Year in Review: Corunna woman makes history as Coast Guard deck boss

Katie Courchesne aboard the CCGS Samuel Risley. Submitted photo

Editor’s Note: This week we’re running our favourite people features of 2021, a reminder that even in difficult years good things happen. This one first appeared March 25.

Tara Jeffrey

Katie Courchesne says her summers spent on the St. Clair River helped set a course for her dream job.

“My family has a cottage on Stag Island and I drove the ferry there for three summers,” said the Corunna native and LCCVI grad. “I just loved being on the water.”

That opened the door to a career in the Canadian Coast Guard; she joined at 18 and immediately fell in love.

“It’s a very dynamic job. You never know what the day is going to bring,” said Courchesne, who over the past decade has worked her way up the ranks aboard the CCGS Samuel Risley. The icebreaker and Great Lakes buoy tender is a familiar sight in and around Sarnia.

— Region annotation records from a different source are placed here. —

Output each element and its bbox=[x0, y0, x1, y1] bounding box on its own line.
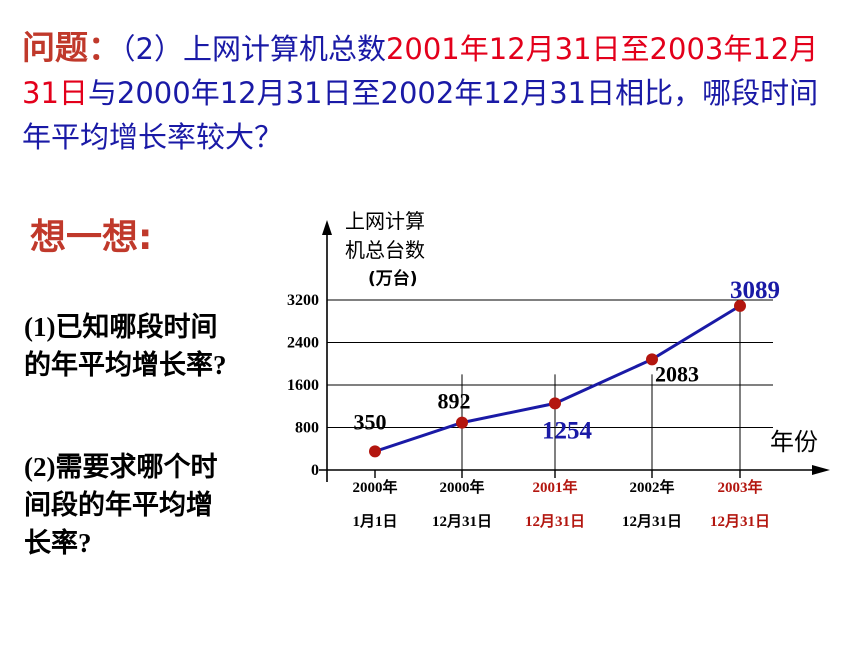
y-tick-label: 1600 bbox=[287, 377, 319, 394]
question-part1: （2）上网计算机总数 bbox=[121, 32, 386, 66]
y-tick-label: 0 bbox=[311, 462, 319, 479]
x-tick-label-date: 1月1日 bbox=[352, 513, 397, 530]
y-axis-label-line2: 机总台数 bbox=[345, 238, 425, 262]
y-tick-label: 800 bbox=[295, 420, 319, 437]
data-label: 892 bbox=[438, 389, 471, 414]
think-heading: 想一想: bbox=[30, 217, 153, 258]
y-tick-label: 3200 bbox=[287, 292, 319, 309]
question-period-a: 2001年12月31日至2003年12月31日 bbox=[22, 32, 819, 110]
y-axis-label-line1: 上网计算 bbox=[345, 209, 425, 233]
data-label: 2083 bbox=[655, 361, 699, 386]
prompt-2: (2)需要求哪个时间段的年平均增长率? bbox=[24, 452, 218, 558]
x-axis-label: 年份 bbox=[770, 428, 818, 456]
x-tick-label-year: 2000年 bbox=[439, 478, 484, 496]
question-lead: 问题： bbox=[22, 28, 121, 67]
data-label: 3089 bbox=[730, 277, 780, 304]
data-point bbox=[456, 416, 468, 429]
x-tick-label-date: 12月31日 bbox=[622, 513, 682, 530]
data-label: 1254 bbox=[542, 417, 593, 444]
x-tick-label-year: 2001年 bbox=[532, 478, 577, 496]
data-point bbox=[549, 397, 561, 410]
y-axis-unit: (万台) bbox=[368, 269, 418, 289]
x-tick-label-year: 2000年 bbox=[352, 478, 397, 496]
data-point bbox=[646, 353, 658, 366]
data-point bbox=[734, 299, 746, 312]
x-tick-label-date: 12月31日 bbox=[710, 513, 770, 530]
data-label: 350 bbox=[354, 409, 387, 434]
y-axis-arrow bbox=[322, 220, 332, 235]
x-tick-label-date: 12月31日 bbox=[432, 513, 492, 530]
x-axis-arrow bbox=[812, 465, 830, 475]
question-part3: 与2000年12月31日至2002年12月31日相比，哪段时间年平均增长率较大？ bbox=[22, 76, 819, 154]
data-point bbox=[369, 445, 381, 458]
y-tick-label: 2400 bbox=[287, 335, 319, 352]
prompt-1: (1)已知哪段时间的年平均增长率? bbox=[24, 312, 227, 380]
x-tick-label-date: 12月31日 bbox=[525, 513, 585, 530]
question-text: 问题：（2）上网计算机总数2001年12月31日至2003年12月31日与200… bbox=[22, 26, 842, 159]
x-tick-label-year: 2003年 bbox=[717, 478, 762, 496]
x-tick-label-year: 2002年 bbox=[629, 478, 674, 496]
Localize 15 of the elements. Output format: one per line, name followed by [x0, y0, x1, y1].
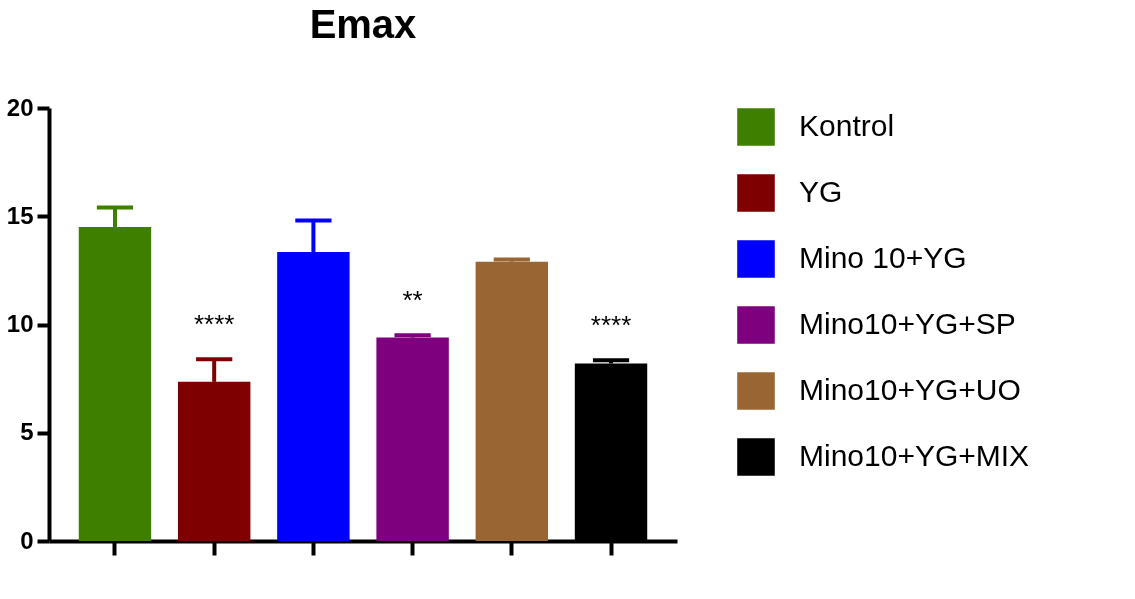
y-tick-label: 5: [20, 418, 34, 446]
legend-label: YG: [799, 175, 843, 208]
legend-label: Kontrol: [799, 109, 895, 142]
y-tick-label: 10: [6, 310, 34, 337]
data-label: **: [402, 285, 423, 316]
chart-title: Emax: [309, 2, 417, 46]
y-tick-label: 15: [6, 201, 34, 229]
legend-label: Mino10+YG+MIX: [799, 439, 1030, 472]
y-tick-label: 20: [6, 93, 34, 121]
legend-label: Mino 10+YG: [799, 241, 967, 274]
legend-label: Mino10+YG+UO: [799, 373, 1021, 406]
data-label: ****: [193, 309, 235, 340]
data-label: ****: [590, 310, 632, 341]
y-tick-label: 0: [20, 526, 34, 554]
legend-label: Mino10+YG+SP: [799, 307, 1016, 340]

“You get these wonderful opportunities, like going to the Arctic, or ice-breaking the St. Clair River,” she said.

This month, Courchesne is making history as the first female Bosun in the Great Lakes fleet.

It’s a one-month ‘acting’ gig as deck boss, Courchesne explained, but the significance of a woman doing the job isn’t lost on her.

“It’s such a male-dominated industry,” she explained. “When I started back in 2011 the ratio of men to women was 20:2.

“It’s a lot better now. It’s really nice to see more girls getting on deck on the big ships.”

In her role as Bosun, or ‘Boatswain,’ Courchesne will oversee all deck operations, including buoy tending, the loading and unloading of cargo, deckhand supervision, and safety.

She boarded the Risley in Sarnia last week, headed for icebreaking operations in Midland, Ont.

During the winter months the Risley — which can move through ice up to two feet thick — keeps the water open from Port Colborne to Thunder Bay.

And during the navigation months (late March to late December), the Parry Sound-based vessel places and removes buoys, services radio and radar beacons, and resupplies and maintains light stations.

In 2018, Courchesne was among 25 officers and crew aboard for the ship’s maiden Arctic voyage, joining an annual summer resupply mission to Thule Air Force Base in Pituffik, Greenland.

“Everything is amazing about this job,” Courchesne said, adding she hopes more young women will consider a career in the Coast Guard.

“Navigating a male dominated field can be challenging but there’s lots of inspiring women I get to work with.

“I want to see more girls here — to find their passion and watch them fly.”